Peoria firefighters can provide basic life support, and at present, only the three paramedics assigned to the ALS engines and AMT are at the ALS level. The union and the chief think adding a fourth ALS engine is a benefit for everyone and actually strengthens the relationship with AMT.

“We believe it is the best service possible for our citizens. It comes down to whether we get there first or AMT. As long as we get a medic there, that’s what counts,” said Waldron, who is a firefighter-paramedic.

But officials from AMT, a not-for-profit company that has provided ambulance service to the Peoria area for years, disagree. They say having too many paramedics can actually degrade services as there simply isn’t enough work to keep everyone proficient.

“Doing the best for the community isn’t doing everything, it’s doing the right things,” said Andrew Rand, AMT’s executive director.

He and others at AMT point to two letters written by the head of the Peoria Area Emergency Medical Services system last year addressing the so-called saturation of paramedics.

“Peoria currently has a paramedic saturation level of around 6.4 paramedics per 10,000 population, which is much higher than many other cities in the United States,” wrote Dr. Matthew Jackson last July in a letter to former Fire Chief Kent Tomblin. “It has been well studied and documented that increased paramedic saturation can actually lead to overall worse patient outcomes in key clinical situations such as cardiac arrest. The reasons for this primarily revolve around skills and knowledge degradation due to dilution of experience.”

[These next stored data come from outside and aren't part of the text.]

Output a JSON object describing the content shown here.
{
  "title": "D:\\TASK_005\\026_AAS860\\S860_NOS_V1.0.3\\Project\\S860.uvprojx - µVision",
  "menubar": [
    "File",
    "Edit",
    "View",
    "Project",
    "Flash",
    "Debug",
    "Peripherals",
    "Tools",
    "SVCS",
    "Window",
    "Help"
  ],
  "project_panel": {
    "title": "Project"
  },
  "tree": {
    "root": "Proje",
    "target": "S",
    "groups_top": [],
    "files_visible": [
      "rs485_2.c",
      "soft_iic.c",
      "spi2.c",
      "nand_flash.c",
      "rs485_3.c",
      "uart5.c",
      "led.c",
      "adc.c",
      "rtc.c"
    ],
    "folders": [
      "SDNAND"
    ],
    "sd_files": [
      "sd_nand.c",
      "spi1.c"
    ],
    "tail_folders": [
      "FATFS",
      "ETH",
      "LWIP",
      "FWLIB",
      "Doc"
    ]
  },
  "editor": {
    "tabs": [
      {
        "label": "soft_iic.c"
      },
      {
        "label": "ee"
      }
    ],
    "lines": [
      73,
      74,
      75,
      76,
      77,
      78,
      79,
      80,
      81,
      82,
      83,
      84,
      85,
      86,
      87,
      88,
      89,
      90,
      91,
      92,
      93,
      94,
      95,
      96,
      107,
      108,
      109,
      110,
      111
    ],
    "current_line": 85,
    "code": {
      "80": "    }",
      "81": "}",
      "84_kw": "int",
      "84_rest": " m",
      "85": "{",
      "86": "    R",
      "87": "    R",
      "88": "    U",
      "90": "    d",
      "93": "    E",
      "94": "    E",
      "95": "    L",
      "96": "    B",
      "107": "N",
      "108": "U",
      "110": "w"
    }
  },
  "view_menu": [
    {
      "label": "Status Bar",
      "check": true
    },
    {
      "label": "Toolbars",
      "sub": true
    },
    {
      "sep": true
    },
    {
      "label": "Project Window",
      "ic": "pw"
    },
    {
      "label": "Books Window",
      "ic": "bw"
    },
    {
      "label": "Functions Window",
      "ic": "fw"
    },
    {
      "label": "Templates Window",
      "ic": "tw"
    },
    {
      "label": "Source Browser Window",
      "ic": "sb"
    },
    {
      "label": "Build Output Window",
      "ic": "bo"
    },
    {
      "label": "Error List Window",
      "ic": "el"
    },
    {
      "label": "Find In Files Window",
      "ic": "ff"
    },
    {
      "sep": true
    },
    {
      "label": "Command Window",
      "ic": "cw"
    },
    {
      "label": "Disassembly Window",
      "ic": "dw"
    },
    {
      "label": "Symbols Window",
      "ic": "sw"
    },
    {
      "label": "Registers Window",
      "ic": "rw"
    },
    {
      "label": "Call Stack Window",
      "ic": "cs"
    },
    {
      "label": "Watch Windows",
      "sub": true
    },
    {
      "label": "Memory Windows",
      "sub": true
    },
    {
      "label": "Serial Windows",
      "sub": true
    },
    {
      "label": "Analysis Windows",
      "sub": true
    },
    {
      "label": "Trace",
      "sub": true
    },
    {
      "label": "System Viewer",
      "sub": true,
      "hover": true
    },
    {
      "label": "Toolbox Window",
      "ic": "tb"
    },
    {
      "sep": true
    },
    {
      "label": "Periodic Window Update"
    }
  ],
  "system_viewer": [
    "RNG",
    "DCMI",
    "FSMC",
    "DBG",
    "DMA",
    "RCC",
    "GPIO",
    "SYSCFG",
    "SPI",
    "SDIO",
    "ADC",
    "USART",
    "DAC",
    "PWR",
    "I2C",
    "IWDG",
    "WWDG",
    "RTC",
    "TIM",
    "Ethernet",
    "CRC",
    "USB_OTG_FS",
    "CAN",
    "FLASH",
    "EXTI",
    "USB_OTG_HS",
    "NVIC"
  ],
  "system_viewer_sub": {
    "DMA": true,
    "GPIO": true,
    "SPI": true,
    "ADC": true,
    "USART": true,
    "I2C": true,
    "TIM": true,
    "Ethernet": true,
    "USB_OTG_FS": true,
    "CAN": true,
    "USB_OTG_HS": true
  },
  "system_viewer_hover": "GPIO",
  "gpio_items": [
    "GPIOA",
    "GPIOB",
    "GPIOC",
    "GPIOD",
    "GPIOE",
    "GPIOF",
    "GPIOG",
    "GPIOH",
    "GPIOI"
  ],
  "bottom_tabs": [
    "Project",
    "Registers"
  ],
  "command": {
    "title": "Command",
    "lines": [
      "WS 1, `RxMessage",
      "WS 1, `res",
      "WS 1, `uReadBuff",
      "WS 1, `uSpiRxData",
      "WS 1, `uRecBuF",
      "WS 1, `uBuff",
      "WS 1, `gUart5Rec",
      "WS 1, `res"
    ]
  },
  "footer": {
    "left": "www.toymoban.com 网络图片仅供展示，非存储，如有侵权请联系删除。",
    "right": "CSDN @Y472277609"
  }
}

Lauss disagrees and said the department’s 40-odd paramedics are well-trained.

“Our paramedics are getting all the training hours and the exposure that is required, for one thing. And even beyond that, a lot of these guys work for other agencies on their off days so they can practice some of those skills,” he said.


The request is pending before the PAEMS director and, after that, the City Council will likely take the idea up at a future meeting.